Louisiana Governor Bobby Jindal says...well, he hasn't said anything yet, I think. But I have to imagine that he'd probably say, "Hey, I received citizenship through birthright, so could we maybe chill with this 14th amendment talk?"

This bizarre debate is making for some strange bedfellows. For instance, when's the last time you heard Senate Majority Leader Harry Reid (D-Nev.) reading a Michael Gerson column aloud to America?

Reid (D-NV) quoted extensively from a column written by Washington Post columnist Michael Gerson on Friday. Reid read this portion from the podium of his press conference:

The authors of the Fourteenth Amendment guaranteed citizenship to all people "born or naturalized in the United States" for a reason. They wished to directly repudiate the Dred Scott decision, which said that citizenship could be granted or denied by political caprice.

They purposely chose an objective standard of citizenship -- birth -- that was not subject to politics. Reconstruction leaders established a firm, sound principle: To be an American citizen, you don't have to please a majority, you just have to be born here.

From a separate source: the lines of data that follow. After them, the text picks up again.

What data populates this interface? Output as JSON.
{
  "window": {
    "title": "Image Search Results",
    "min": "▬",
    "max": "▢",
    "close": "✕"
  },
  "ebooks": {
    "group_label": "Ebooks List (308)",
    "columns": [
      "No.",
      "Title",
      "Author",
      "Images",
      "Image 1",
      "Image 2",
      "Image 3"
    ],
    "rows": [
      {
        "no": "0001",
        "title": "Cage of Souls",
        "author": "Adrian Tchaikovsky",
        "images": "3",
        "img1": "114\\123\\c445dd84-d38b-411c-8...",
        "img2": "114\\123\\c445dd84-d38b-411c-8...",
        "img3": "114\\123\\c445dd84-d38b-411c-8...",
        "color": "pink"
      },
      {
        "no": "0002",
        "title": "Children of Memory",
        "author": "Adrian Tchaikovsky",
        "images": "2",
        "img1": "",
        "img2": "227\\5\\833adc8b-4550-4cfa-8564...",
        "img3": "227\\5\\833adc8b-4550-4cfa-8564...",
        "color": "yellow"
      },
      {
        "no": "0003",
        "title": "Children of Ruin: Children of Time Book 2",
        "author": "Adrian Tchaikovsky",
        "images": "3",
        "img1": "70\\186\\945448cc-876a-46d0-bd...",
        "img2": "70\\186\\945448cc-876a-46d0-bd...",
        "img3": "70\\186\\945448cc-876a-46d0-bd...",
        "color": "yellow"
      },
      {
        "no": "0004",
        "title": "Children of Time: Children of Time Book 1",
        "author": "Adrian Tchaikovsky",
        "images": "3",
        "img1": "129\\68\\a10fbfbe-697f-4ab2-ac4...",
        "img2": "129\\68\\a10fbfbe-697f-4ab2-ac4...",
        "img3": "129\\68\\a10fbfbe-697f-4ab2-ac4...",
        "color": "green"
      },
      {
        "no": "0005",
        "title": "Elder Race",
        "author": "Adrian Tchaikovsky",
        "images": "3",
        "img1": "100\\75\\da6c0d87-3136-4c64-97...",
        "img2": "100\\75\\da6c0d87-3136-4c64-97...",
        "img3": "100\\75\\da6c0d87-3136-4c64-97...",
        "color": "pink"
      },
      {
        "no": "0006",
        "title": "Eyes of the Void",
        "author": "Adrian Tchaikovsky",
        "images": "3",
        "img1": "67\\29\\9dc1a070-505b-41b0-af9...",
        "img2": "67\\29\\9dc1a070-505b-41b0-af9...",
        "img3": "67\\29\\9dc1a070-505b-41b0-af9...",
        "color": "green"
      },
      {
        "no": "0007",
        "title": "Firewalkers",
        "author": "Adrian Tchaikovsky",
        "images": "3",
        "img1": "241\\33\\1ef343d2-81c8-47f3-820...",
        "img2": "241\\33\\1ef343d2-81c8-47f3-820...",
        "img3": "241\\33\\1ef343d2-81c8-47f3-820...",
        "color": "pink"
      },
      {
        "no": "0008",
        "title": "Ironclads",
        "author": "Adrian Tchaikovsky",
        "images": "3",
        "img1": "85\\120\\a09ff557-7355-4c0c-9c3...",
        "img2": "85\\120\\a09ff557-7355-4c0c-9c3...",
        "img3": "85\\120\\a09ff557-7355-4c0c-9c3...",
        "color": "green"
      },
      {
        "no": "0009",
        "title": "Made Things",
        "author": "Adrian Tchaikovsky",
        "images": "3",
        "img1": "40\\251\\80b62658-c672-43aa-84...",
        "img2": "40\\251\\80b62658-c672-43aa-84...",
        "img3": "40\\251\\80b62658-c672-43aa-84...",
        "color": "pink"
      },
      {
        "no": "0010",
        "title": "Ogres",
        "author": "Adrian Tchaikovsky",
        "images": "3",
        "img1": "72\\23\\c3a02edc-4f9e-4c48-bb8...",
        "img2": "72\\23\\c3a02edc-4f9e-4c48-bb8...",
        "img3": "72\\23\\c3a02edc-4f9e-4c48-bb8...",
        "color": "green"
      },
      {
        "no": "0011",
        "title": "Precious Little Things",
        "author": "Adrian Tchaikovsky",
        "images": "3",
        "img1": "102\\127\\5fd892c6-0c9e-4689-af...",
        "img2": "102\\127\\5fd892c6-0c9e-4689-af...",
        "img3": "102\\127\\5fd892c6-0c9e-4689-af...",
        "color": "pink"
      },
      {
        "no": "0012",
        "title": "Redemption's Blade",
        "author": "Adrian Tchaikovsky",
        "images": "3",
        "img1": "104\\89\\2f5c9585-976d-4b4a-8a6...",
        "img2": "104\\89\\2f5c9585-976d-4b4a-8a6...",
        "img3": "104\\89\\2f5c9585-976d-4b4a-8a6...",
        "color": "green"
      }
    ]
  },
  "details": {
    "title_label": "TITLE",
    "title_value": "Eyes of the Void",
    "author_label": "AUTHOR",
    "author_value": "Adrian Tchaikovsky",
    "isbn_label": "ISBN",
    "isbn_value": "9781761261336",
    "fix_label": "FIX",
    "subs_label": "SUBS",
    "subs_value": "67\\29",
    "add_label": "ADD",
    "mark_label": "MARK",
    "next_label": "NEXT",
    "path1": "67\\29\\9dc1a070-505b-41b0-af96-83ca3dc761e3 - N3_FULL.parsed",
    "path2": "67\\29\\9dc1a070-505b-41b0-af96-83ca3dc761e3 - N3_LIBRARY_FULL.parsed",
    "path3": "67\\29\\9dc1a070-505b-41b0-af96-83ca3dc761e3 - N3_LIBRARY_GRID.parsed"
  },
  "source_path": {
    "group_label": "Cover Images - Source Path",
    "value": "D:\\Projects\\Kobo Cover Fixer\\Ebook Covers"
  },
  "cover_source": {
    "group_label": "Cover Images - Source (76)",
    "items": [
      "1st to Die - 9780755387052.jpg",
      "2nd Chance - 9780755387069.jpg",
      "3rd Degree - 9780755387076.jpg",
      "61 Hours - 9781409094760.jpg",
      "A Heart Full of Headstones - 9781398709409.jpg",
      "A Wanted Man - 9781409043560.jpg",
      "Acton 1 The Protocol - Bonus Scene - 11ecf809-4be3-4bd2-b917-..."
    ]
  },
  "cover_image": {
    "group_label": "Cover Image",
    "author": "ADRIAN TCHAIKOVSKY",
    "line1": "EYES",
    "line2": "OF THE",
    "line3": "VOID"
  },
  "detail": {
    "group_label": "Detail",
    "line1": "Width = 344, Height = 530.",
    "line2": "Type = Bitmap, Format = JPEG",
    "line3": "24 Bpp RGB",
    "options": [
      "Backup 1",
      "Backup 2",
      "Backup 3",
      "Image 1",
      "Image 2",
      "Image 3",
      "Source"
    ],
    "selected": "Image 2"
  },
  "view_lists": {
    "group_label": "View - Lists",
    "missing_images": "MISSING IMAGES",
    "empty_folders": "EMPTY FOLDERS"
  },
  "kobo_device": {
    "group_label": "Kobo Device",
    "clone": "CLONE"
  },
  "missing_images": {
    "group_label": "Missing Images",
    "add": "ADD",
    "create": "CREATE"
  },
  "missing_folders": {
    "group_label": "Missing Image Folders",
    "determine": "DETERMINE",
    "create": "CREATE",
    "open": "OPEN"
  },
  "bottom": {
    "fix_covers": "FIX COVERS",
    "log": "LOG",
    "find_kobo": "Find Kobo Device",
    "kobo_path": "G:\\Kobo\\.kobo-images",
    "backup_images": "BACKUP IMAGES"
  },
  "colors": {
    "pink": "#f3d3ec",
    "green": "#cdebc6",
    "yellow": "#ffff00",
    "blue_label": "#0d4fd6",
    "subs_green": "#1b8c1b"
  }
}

But the most remarkable news on this whole matter comes from Alex Seitz-Wald, who points out that somehow proponents of 14th amendment reform have managed to move to the right of Alan Keyes:

KEYES: The 14th Amendment is not something that one should play with lightly. I noticed, finally, that Linsey Graham, used the term -- as people have carelessly done over the years -- referring to the 14th Amendment as something that has to do with birthright citizenship, and that we should get rid of birthright citizenship. Now let me see, if birthright citizenship is not a birthright, then it must be a grant of the government. And if it is a grant of the government, then it could be curtailed in all the ways that fascists and totalitarians always want to.

I think we ought to be real careful before we adopt a view we want to say that citizenship is not a reflection of our unalienable rights. It is not a grant of government, but arises from a set of actual conditions, starting with the rule of God, that constrain government to respect the rights of the people, and therefore the rights that involve the claim of citizenship. Those are really deep, serious issues, and when the amendment was written, and when it was first referred to in the Slaughterhouse cases, the Supreme Court declared that they knew they were touching on something that was absolutely fundamental. And I think before we play games with it in any way, we need to remember that ourselves.

I think that anytime you find yourself saying, "Alan Keyes is making sense," you have truly landed in some undiscovered country.